Programme AC 2 : Soutien à la recherche clinique en cardiologie vétérinaire au bénéfice de l’animal

Objectif de ce programme - Ce programme a pour objectif d’améliorer le diagnostic et le traitement des maladies cardiaques dont l’animal souffre très couramment, en enrichissant les connaissances dans cette thématique. L’animal a beaucoup donné pour aider l’homme à mettre au point de nouvelles thérapies cardiovasculaires. Nous lui devons non seulement la découverte de nombreuses molécules, mais également toutes les techniques chirurgicales qui, chaque année, sauvent des milliers de patients à travers le monde depuis des décennies.  La Fondation Un Cœur souhaite ainsi rendre à l’animal ce qu’il a donné à l’homme en soutenant la recherche clinique en cardiologie vétérinaire.

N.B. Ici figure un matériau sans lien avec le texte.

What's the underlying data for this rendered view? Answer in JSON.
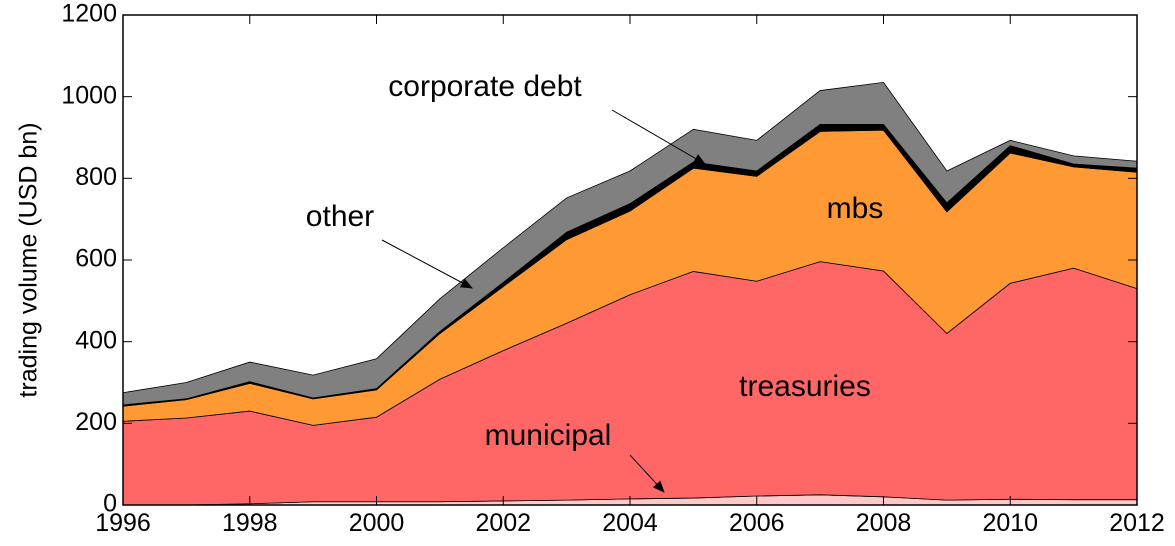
{
  "chart_data": {
    "type": "stacked_area",
    "y_label": "trading volume (USD bn)",
    "x": [
      1996,
      1997,
      1998,
      1999,
      2000,
      2001,
      2002,
      2003,
      2004,
      2005,
      2006,
      2007,
      2008,
      2009,
      2010,
      2011,
      2012
    ],
    "series": [
      {
        "name": "municipal",
        "color": "#ffc8c8",
        "values": [
          0,
          0,
          3,
          8,
          8,
          8,
          10,
          12,
          15,
          17,
          22,
          25,
          20,
          12,
          14,
          13,
          13
        ]
      },
      {
        "name": "treasuries",
        "color": "#ff6666",
        "values": [
          205,
          213,
          227,
          187,
          207,
          300,
          368,
          433,
          500,
          555,
          526,
          571,
          553,
          408,
          529,
          567,
          517
        ]
      },
      {
        "name": "mbs",
        "color": "#ff9933",
        "values": [
          37,
          45,
          68,
          65,
          67,
          112,
          157,
          205,
          205,
          253,
          257,
          319,
          345,
          298,
          319,
          248,
          285
        ]
      },
      {
        "name": "corporate debt",
        "color": "#000000",
        "values": [
          3,
          2,
          4,
          2,
          3,
          5,
          10,
          18,
          18,
          15,
          13,
          17,
          14,
          22,
          18,
          7,
          10
        ]
      },
      {
        "name": "other",
        "color": "#808080",
        "values": [
          30,
          40,
          48,
          56,
          73,
          80,
          85,
          84,
          80,
          80,
          75,
          83,
          103,
          78,
          13,
          20,
          17
        ]
      }
    ],
    "xlim": [
      1996,
      2012
    ],
    "xticks": [
      1996,
      1998,
      2000,
      2002,
      2004,
      2006,
      2008,
      2010,
      2012
    ],
    "ylim": [
      0,
      1200
    ],
    "yticks": [
      0,
      200,
      400,
      600,
      800,
      1000,
      1200
    ]
  }
}
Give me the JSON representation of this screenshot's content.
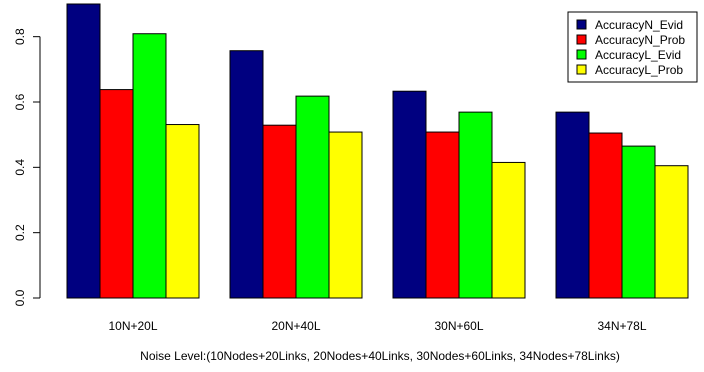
{
  "chart_data": {
    "type": "bar",
    "categories": [
      "10N+20L",
      "20N+40L",
      "30N+60L",
      "34N+78L"
    ],
    "series": [
      {
        "name": "AccuracyN_Evid",
        "color": "#000080",
        "values": [
          0.9,
          0.757,
          0.633,
          0.569
        ]
      },
      {
        "name": "AccuracyN_Prob",
        "color": "#ff0000",
        "values": [
          0.638,
          0.529,
          0.508,
          0.505
        ]
      },
      {
        "name": "AccuracyL_Evid",
        "color": "#00ff00",
        "values": [
          0.809,
          0.618,
          0.569,
          0.465
        ]
      },
      {
        "name": "AccuracyL_Prob",
        "color": "#ffff00",
        "values": [
          0.531,
          0.508,
          0.415,
          0.405
        ]
      }
    ],
    "xlabel": "Noise Level:(10Nodes+20Links, 20Nodes+40Links, 30Nodes+60Links, 34Nodes+78Links)",
    "ylabel": "",
    "yticks": [
      "0.0",
      "0.2",
      "0.4",
      "0.6",
      "0.8"
    ],
    "ytick_values": [
      0.0,
      0.2,
      0.4,
      0.6,
      0.8
    ],
    "ylim": [
      0,
      0.9
    ],
    "grid": false,
    "legend_position": "top-right"
  }
}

Bilan des actions déjà réalisées et en cours - Grâce aux dons reçus, depuis sa création, la Fondation Un Cœur a permis le financement de plusieurs programmes de recherche clinique et de postes dédiés. Ces programmes et ces postes sont rattachés à l’Unité de Cardiologie d’Alfort (ENVA), unité internationalement reconnue pour ses publications et compétences dans le domaine et dont elle est l’un des leaders. La Fondation Un Cœur a ainsi pu contribuer à approfondir les connaissances de diverses maladies cardiaques comme par exemple la maladie d’Ebstein (à laquelle le Labrador retriever est prédisposé) ou encore la sténose pulmonaire chez le Bouledogue français (qui fait actuellement l’objet d’un programme génétique dans la race en raison de sa gravité potentielle).1,2 Elle a aussi participé à améliorer les connaissances en imagerie cardiaque non invasive chez le chien.3 Elle a enfin soutenu un essai clinique vétérinaire européen de grande ampleur, le plus important jamais réalisé, ayant permis de démontrer l’efficacité d’un médicament pour traiter l’insuffisance cardiaque (multipliant par 2 l’espérance de vie des chiens atteints d’œdème pulmonaire).4

Un des programmes de recherche clinique actuels est consacré à la maladie valvulaire dégénérative mitrale (cardiopathie canine la plus fréquente), notamment chez le Cavalier King Charles Spaniels, avec l’étude de nouveaux paramètres de détection précoce, de suivi et de pronostic.5

  1. 1.       Chetboul V, Damoiseaux C, Poissonnier C, Lavennes M, Bertrand S, Borenstein N, Behr L, Pouchelon JL, Gouni V, Desquilbet L. Specific features and survival of French bulldogs with congenital pulmonic stenosis: a prospective cohort study of 66 cases. J Vet Cardiol. 2018 Dec;20(6):405-414.
  2. 2.       Chetboul V, Poissonnier C, Bomassi E, Jamin C, Pouchelon JL, Tissier R, Desquilbet L. Epidemiological, clinical, and echocardiographic features, and outcome of dogs with Ebstein’s anomaly: 32 cases (2002-2016). J Vet Cardiol. 2020, sous presse.
  3. 3.       Chetboul V, Damoiseaux C, Lefebvre HP, Concordet D, Desquilbet L, Gouni V, Poissonnier C, Pouchelon JL, Tissier R. Quantitative assessment of systolic and diastolic right ventricular function by echocardiography and speckle-tracking imaging: a prospective study in 104 dogs. J Vet Sci. 2018 Sep 30;19(5):683-692.
  4. 4.       Chetboul V, Pouchelon JL, Menard J, Blanc J, Desquilbet L, Petit A, Rougier S, Lucats L, Woehrle F; TEST study investigators. Short-Term Efficacy and Safety of Torasemide and Furosemide in 366 Dogs with Degenerative Mitral Valve Disease: The TEST Study. J Vet Intern Med. 2017 Nov;31(6):1629-1642.
  5. 5.       Poissonnier C, Foulex P, Alvarado MP, Trehiou-Sechi E, Saponaro V, Passavin P, Ghazal S, Lefort S, Desquilbet L, Chetboul V. Left atrial volume assessment in 160 Cavalier King Charles Spaniels with and without degenerative mitral valve disease (2017-2019). Poster. Congress of the European College of Veterinary Internal Medicine, Milan, italie, 19-21 septembre 2019.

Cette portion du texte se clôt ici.